Chris
Chris

Reputation: 31256

C++: free or destroy malloc'd char * after it is captured by a local string?

Suppose I do the following:

char *get_data(...) {
    char *c_style = (char *) malloc(length * sizeof(char));
    load_c_string_with_my_c_function(c_style, length, input);
    return c_style;
}

int main() {
   std::string data(get_data(...));
   // free(data.c_str()); ?? -- are the malloc'd bytes now managed?
   return 0;
}

Is there any way to release the memory that get_data() allocated? Would the commented free(data.c_str()); Work?

Upvotes: 1

Views: 504

Answers (4)

Blaze
Blaze

Reputation: 16876

You can't call call free(data.c_str()); or anything like that. std::string manages its own memory and even the pointer that you get from c_str() is invalidated automatically as soon as the std::string goes out of scope.

You do, however, need to free the c_style returned from the function call. The std::string may handle its own memory, but it is only a copy of the malloc'd memory that isn't managed.

Do this:

int main() {
    char *result = (get_data(...)
    std::string data(result);
    // free(data.c_str()); ?? -- are the malloc'd bytes now managed?
    free(result);
    return 0;
}

Upvotes: 2

Lightness Races in Orbit
Lightness Races in Orbit

Reputation: 385264

Is there any way to release the memory that get_data() allocated?

No, you lost your pointer to it.

Would the commented free(data.c_str()); Work?

No. The std::string copied your data into a new string that it owns and manages. You cannot legally de-allocate the std::string's own allocated memory, and it would not solve the problem of having to de-allocate your original allocated memory.

Either use std::string throughout (preferred!) or capture the pointer inside main first:

int main()
{
   auto cstr = get_data(...);
   std::string data(cstr);
   free(cstr);
}

Trouble is, this isn't exception-safe, which is why we have nice things like std::string in the first place. It can be solved with some liberal try and catch but it'll be ugly.

Also, since you already have get_data, presumably for a reason, you might consider a string_view over the actual memory that you already allocated, unless you really need data to be an owning copy.

int main()
{
   auto cstr = get_data(...);
   std::string_view data(cstr);  // no copy! just features
   free(cstr);
}

(Comments elsewhere indicate that this may be what you really wanted.)

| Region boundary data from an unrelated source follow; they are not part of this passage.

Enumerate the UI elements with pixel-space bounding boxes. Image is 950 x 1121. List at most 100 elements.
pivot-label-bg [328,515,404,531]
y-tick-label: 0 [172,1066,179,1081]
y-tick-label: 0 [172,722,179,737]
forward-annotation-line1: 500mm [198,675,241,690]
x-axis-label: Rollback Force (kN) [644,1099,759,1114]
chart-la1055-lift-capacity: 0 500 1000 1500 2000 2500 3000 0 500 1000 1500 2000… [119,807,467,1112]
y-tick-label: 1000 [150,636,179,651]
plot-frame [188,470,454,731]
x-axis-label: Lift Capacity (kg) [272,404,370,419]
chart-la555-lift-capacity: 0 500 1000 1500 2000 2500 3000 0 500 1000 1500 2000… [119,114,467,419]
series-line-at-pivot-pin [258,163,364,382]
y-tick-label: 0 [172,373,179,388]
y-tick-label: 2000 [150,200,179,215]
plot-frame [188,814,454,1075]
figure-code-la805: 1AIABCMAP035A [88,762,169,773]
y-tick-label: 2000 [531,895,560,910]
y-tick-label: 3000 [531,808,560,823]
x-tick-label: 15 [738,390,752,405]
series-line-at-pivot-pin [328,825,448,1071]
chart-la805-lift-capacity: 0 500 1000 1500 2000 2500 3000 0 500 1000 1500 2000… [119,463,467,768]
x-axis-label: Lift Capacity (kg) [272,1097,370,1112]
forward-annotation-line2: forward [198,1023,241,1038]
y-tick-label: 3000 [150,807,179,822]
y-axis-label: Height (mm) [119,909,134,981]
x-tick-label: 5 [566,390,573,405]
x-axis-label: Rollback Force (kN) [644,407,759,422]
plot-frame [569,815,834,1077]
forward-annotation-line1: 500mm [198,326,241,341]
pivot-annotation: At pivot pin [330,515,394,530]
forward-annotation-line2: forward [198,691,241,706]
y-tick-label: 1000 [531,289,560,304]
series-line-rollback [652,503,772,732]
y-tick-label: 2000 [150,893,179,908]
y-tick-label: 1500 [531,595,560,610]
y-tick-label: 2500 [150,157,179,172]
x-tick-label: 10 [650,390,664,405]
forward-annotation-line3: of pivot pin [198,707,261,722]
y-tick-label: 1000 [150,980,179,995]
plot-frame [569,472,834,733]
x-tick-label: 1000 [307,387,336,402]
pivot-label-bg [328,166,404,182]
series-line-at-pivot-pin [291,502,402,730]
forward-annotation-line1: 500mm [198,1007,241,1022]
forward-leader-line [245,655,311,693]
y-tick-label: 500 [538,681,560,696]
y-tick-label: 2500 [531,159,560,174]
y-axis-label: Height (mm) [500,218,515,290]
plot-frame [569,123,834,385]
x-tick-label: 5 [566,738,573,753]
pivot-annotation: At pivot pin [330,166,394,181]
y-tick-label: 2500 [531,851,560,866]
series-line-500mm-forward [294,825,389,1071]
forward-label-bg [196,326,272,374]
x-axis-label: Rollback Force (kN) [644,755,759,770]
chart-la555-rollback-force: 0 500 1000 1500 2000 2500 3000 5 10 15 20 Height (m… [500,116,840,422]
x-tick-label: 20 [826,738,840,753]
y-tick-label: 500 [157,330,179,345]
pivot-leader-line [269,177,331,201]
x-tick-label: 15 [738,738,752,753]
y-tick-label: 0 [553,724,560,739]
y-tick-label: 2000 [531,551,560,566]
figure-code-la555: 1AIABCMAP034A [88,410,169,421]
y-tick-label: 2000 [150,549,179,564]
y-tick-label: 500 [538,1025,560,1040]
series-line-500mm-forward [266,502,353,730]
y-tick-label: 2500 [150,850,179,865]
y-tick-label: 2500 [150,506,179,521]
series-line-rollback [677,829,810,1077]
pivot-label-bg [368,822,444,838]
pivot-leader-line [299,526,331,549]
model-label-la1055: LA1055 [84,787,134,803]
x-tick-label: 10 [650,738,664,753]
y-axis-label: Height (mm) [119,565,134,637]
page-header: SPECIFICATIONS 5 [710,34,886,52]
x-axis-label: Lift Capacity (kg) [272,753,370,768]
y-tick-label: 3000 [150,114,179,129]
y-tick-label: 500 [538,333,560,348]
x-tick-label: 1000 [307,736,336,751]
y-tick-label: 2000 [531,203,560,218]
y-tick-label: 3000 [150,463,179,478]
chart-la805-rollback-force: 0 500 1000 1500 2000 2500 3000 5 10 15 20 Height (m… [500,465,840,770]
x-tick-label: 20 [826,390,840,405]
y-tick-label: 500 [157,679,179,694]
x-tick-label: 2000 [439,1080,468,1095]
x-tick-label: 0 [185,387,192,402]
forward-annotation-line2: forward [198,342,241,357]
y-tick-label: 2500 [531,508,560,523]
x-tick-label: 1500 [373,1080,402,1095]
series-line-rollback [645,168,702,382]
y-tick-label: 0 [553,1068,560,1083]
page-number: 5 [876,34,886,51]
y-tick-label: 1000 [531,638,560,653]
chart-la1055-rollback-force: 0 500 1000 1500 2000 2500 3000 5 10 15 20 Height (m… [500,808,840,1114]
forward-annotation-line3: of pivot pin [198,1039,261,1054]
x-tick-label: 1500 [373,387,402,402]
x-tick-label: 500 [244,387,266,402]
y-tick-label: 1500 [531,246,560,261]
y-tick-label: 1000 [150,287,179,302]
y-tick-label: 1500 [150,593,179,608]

Now experiment with having get_data return something with clear ownership & lifetime semantics (std::unique_ptr? std::vector? std::string? .. lol) and you're golden.

Upvotes: 2

NathanOliver
NathanOliver

Reputation: 180935

Once you do

std::string data(get_data(...));

there is no way to get the pointer back that get_data() returned so you will leak that memory. To fix this just have get_data() return a std::string in the first place so you don't have to worry about memory management at all. That would give you

std::string get_data(...) {
    std::string data(length, '\0');
    load_c_string_with_my_c_function(data.data(), length, input); // requires C++17
    // load_c_string_with_my_c_function(&data[0], length, input); // use this for pre-C++17 compilers
    return data;
}

and now no memory leak. If you can't do this then you need to capture the pointer, use it to initialize the string, and then free the pointer like

char* ret = get_data(...);
std::string data(ret);
free(ret);

Upvotes: 5

Alan Birtles
Alan Birtles

Reputation: 36469

You can't delete the pointer, you aren't keeping a reference to it. You need to do:

int main() {
   char* cstr = get_data(...);
   std::string data(cstr);
   free(cstr);
   return 0;
}

Or much better write your data into the string directly:

std::string get_data(...) {
    std::string data(length, '\0');
    load_c_string_with_my_c_function(&data[0], data.size(), input);
    return data;
}

You may need to add 1 to the length of the std::string and/or pass data.size()-1 to load_c_string_with_my_c_function depending on the specification of the length parameter of load_c_string_with_my_c_function.